When we talk disasters, they really fall into two basic categories: short-term and long-term. The long-term ones are really TEOTWAWKI (the end of the world as we know it) type events. If any of them hit, we’re going to be struggling to find a “new normal,” even more so than we have had to due to COVID.
Of all the TEOTWAWKI events which are possible, the potential for an EMP (electromagnetic pulse) to take out the power grid is both the most fear-inspiring and probably the most likely. We have several enemies around the world, who either have this capability now or are working hard at obtaining it. The idea that they would just sit on that, without using it, is a bit hard to believe.
For those who are unfamiliar with an EMP, the most common way of producing one is as a by-product of a nuclear detonation. When the first atomic bomb was detonated, they noticed and recorded the EMP that was released. At that time there wasn’t all that much interest in it, because our electronics back in 1945 were of the vacuum tube variety; an EMP wouldn’t harm them.
But things have changed considerably since then. Solid-state electronics are easily damaged by static electricity, let alone the massive pulses of electrical power that constitute an EMP. If the scientists of the Manhattan Project had been measuring the effects of their experiment with modern electronic sensors, the sensors would probably all have been fried by the E1 and E2 pulses.

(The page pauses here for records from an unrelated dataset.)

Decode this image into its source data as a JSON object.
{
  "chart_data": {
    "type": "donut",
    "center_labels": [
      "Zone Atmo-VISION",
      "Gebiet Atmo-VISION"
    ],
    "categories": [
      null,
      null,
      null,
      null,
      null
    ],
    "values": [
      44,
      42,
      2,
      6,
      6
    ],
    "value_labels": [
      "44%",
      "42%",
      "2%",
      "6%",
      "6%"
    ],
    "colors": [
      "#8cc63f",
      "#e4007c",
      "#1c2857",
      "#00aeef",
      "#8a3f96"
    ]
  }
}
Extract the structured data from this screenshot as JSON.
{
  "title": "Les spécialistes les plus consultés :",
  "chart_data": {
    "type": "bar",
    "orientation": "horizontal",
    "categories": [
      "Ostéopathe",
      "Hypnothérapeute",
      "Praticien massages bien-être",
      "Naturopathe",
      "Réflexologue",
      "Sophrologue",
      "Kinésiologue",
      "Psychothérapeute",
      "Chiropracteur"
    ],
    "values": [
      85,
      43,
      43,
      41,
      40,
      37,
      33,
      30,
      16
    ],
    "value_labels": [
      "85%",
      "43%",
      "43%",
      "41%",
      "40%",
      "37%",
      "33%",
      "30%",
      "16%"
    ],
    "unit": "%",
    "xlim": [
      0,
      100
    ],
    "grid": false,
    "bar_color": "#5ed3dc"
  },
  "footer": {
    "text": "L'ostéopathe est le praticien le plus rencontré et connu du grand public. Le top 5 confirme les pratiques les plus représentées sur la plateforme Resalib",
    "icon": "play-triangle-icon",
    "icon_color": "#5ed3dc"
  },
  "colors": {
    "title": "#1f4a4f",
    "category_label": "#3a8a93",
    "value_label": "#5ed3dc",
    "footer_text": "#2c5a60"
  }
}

But that’s not the big issue. Put simply, the E3 pulse from an EMP would wipe out our electric power grid, mostly by destroying the transformers at the 55,000 electric substations scattered across the country. Without those substations, the electric grid would be down for an indeterminate time.
This is the real issue, not the destruction of our electronics. Whether or not your cell phone or television works is not going to really change your chances of survival all that much. But when the grid goes down, then everything that’s powered by electricity in this country ceases to work. Most especially, that means our infrastructure and our communications.
Without the internet, for example, the entire supply system comes to a screeching halt. Factories can’t order the parts and materials they need, in order to produce their products. But that won’t matter much anyway, as their machines won’t run either. Even if they could produce products, they wouldn’t know where to ship them, because the computer-generated orders wouldn’t be coming in. Besides, without electricity to pump gas and diesel, trucks wouldn’t be able to pick those products up and deliver them across the country.
That’s bad enough when it’s iPads and Nikes that we’re talking about; but when it’s food and medicine, we’ve got a serious problem. Just getting food to the local supermarket is a major undertaking, with much of the food being produced across the country or even on the other side of the world.
According to the report of the EMP Commission, 60 to 90 percent of the US population would die within the first year after an EMP. Most of those people would die of starvation, but some 66% of all adults in the United States take medicines for some sort of chronic condition. While some of those people could survive without their meds, many could not.
This is the ultimate survival scenario. It would require extreme self-sufficiency, with the ability to grow enough food to survive. There’s no way of stockpiling enough food to last. Oh, maybe to last the first year, but this problem won’t go away for at least a decade. What then?